Alice was speechless. Her little mouth had dropped open in surprise.
"No doubt you suspect that my intentions are dishonorable," he continued, still kneeling in the drift of snow. "Listening to myself, I hardly know what I'm saying—I'm proposing a crucifixion! I'm asking you to forfeit your every Earthly pleasure, only so that my torment might be more bearable... But I swear by Heaven that you alone, Alice, can save me. Did you think I didn't recognize how wholly your character compliments my own? —But the ground is so cold! Say something, please."
"Yes!" she cried, mustering all her strength to untie her tongue. "It's no sacrifice, for me. I'll join you happily."
For a moment he could do nothing but hold her trembling hands and close his eyes in ecstasy, until the sting in his leg from the frozen ground brought him back to himself. Then he was again on his feet, and his fiancée wore his ring. Bashfully, the couple rejoined the path leading back to the city.
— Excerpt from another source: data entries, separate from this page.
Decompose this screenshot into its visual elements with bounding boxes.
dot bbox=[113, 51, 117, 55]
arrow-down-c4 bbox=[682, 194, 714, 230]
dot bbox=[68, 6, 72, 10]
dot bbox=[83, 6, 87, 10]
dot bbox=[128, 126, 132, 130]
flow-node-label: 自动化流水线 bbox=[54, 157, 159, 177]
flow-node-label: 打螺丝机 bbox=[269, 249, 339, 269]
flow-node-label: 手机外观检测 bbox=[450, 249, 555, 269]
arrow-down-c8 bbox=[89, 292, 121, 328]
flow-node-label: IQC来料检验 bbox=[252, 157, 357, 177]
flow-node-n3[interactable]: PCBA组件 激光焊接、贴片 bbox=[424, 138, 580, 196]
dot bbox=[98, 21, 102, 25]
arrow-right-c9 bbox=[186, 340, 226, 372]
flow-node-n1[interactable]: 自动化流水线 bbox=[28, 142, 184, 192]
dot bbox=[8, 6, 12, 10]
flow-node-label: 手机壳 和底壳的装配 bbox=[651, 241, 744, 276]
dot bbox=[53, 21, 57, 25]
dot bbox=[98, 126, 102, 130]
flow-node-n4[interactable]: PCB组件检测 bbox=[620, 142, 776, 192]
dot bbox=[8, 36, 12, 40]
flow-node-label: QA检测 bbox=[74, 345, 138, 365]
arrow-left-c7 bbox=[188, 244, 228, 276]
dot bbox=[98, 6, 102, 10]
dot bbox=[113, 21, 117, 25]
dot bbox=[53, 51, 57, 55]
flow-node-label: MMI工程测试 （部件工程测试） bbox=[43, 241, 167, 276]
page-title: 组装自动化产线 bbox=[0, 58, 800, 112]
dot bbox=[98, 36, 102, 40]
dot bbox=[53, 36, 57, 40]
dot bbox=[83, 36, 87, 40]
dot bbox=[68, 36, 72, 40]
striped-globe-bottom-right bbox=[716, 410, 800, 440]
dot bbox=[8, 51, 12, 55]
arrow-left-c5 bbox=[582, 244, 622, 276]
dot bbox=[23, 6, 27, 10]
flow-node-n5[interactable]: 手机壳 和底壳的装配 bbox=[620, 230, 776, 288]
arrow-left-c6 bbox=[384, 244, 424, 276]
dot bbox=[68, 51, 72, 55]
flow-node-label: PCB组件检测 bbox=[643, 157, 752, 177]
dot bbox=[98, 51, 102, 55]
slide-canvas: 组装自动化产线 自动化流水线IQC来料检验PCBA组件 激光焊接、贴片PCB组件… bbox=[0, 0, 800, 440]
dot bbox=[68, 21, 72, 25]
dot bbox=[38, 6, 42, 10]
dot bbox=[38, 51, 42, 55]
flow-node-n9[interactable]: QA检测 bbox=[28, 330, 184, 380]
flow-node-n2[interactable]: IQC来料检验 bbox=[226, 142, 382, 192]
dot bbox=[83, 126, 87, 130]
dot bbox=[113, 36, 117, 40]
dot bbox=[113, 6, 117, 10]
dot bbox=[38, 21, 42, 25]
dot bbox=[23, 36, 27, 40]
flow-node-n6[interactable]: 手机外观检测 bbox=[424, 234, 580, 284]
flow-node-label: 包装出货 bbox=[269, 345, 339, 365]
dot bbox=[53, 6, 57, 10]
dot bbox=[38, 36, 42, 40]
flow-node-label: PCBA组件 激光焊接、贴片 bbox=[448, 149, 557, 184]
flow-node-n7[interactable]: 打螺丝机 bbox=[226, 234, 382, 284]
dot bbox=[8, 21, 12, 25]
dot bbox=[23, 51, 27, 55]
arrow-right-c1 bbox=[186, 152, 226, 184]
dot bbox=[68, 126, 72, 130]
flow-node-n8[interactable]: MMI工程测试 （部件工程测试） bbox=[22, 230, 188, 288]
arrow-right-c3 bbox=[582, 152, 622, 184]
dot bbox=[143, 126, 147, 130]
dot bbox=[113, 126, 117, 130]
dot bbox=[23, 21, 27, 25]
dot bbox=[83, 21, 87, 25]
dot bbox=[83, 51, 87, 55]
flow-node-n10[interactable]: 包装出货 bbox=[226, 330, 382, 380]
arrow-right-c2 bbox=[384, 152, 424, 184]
It brought an indescribable joy to Erik's soul, to see how her eyes lit up when she looked at him!
But on this Earth all good things come to an end, and too soon the pair found themselves at the exit of the grounds.
"I must leave you, I'm afraid," he said, untangling her arm from his. "I fear if I venture any farther, the Commissioner's men will see you with me, and that can only lead to awkward questions."
"When shall I see you again?"
"It will not be soon. I doubt that I will have another blizzard for cover."
"Then may I ask what name I shall take when we are married?"
He drew back in surprise, and then his lips lifted in such a wide smile that she caught a glimpse of his white teeth. He removed the broad-brimmed hat, brought his lips by her ear, and whispered the name so softly that Alice almost didn't hear.
It was an honorable name.
Before he withdrew, he kissed her on the temple, and Alice blushed with such violence that she wondered why she didn't melt the snow beneath her feet. He replaced the hat with lowered eyes and offered a chivalrous bow.
"Go now, Alice," he commanded, "before they suspect something, and come looking for me."
Reluctantly she tore herself away. Three times she looked back and saw his dark figure in the shadows of a stunted pine, his eyes never leaving her. In those eyes she saw a new light, glowing even in the white snowfall, and she knew that at last he had found the will to live.